ENVS 380/480 SPECIAL PROBLEMS - 1-4 hours
A student who has demonstrated ability to work independently may propose a course and pursue it with a qualified and willing professor. The department chair and the vice president and dean for academic affairs must also approve. A set of guidelines is available at the Office of the Registrar.

ENVS 401 ENVIRONMENTAL SCIENCE (W) - 3 hours
A study of contemporary issues related to human populations and the ecology of survival. Analysis of the human population explosion, rates of population growth, and the distribution of population. The relation of human populations and the physical environment with a special concern for the effect of pollution on human health and survival and the demands for raw materials by our industrial activities, both in the developed and the developing segments of the world.
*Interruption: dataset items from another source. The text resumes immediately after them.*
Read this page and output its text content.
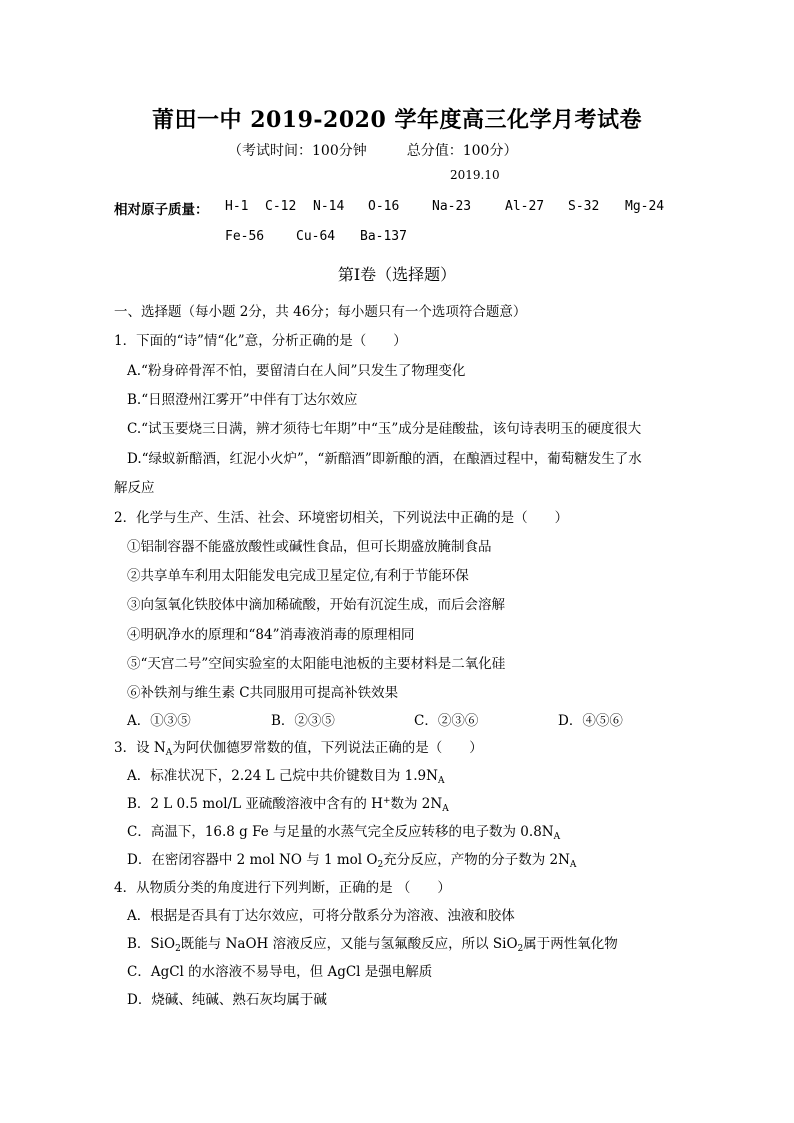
莆田一中 2019-2020 学年度高三化学月考试卷
（考试时间：100分钟	总分值：100分）
2019.10
相对原子质量： H-1 C-12 N-14 O-16	Na-23	Al-27 S-32 Mg-24
Fe-56 Cu-64 Ba-137
第Ⅰ卷（选择题）
一、选择题（每小题 2分，共 46分；每小题只有一个选项符合题意）
1．下面的“诗”情“化”意，分析正确的是（　　）
A.“粉身碎骨浑不怕，要留清白在人间”只发生了物理变化
B.“日照澄州江雾开”中伴有丁达尔效应
C.“试玉要烧三日满，辨才须待七年期”中“玉”成分是硅酸盐，该句诗表明玉的硬度很大
D.“绿蚁新醅酒，红泥小火炉”，“新醅酒”即新酿的酒，在酿酒过程中，葡萄糖发生了水
解反应
2．化学与生产、生活、社会、环境密切相关，下列说法中正确的是（　　）
①铝制容器不能盛放酸性或碱性食品，但可长期盛放腌制食品
②共享单车利用太阳能发电完成卫星定位,有利于节能环保
③向氢氧化铁胶体中滴加稀硫酸，开始有沉淀生成，而后会溶解
④明矾净水的原理和“84”消毒液消毒的原理相同
⑤“天宫二号”空间实验室的太阳能电池板的主要材料是二氧化硅
⑥补铁剂与维生素 C共同服用可提高补铁效果
A．①③⑤	B．②③⑤	C．②③⑥	D．④⑤⑥
3．设 $N_A$为阿伏伽德罗常数的值，下列说法正确的是（　　）
A．标准状况下，2.24 L 己烷中共价键数目为 $1.9N_A$
B．2 L 0.5 mol/L 亚硫酸溶液中含有的 H+数为 $2N_A$
C．高温下，16.8 g Fe 与足量的水蒸气完全反应转移的电子数为 $0.8N_A$
D．在密闭容器中 2 mol NO 与 1 mol $O_2$充分反应，产物的分子数为 $2N_A$
4．从物质分类的角度进行下列判断，正确的是 （　　）
A．根据是否具有丁达尔效应，可将分散系分为溶液、浊液和胶体
B．SiO$_2$既能与 NaOH 溶液反应，又能与氢氟酸反应，所以 SiO$_2$属于两性氧化物
C．AgCl 的水溶液不易导电，但 AgCl 是强电解质
D．烧碱、纯碱、熟石灰均属于碱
An integrative senior level course for environmental studies majors and minors. Prerequisite: ENVS 130; ENG 111. Spring, alternate years.

ENVS 403 ENVIRONMENTAL LAW - 3 hours
This course examines the role of environmental regulations and how they affect the conduct of individuals in modern American society.

ENVS 475 INTERNSHIP IN ENVIRONMENTAL STUDIES - 3-6 hours
Student interns will function as environmental professionals. Internships involve significantly more independence and decision-making responsibility than do practica. Juniors and seniors majoring in environmental studies only. May not be repeated for credit. Prerequisite: appropriate coursework in disciplines; varies with practicum.

INTD 425 ENVIRONMENTAL PHILOSOPHY - 3 hours
A study of: 1) competing theories of distributive justice and their implications for various environmental issues (land use, famine relief, population control, pollution abatement, etc.), 2) animal liberation and animal rights, 3) the possibility of a land ethic, and 4) the relation between one’s religious beliefs and one’s attitudes towards nature. Spring, even years. Prerequisite: junior or senior standing. C-5CC.

POSC 253 ENVIRONMENTAL POLITICS - 3 hours
An examination of how political forces shape environmental choices and how political processes are used to address and manage environmental problems. The interplay of local, national and international environmental problems and policies will be examined. Fall, even years.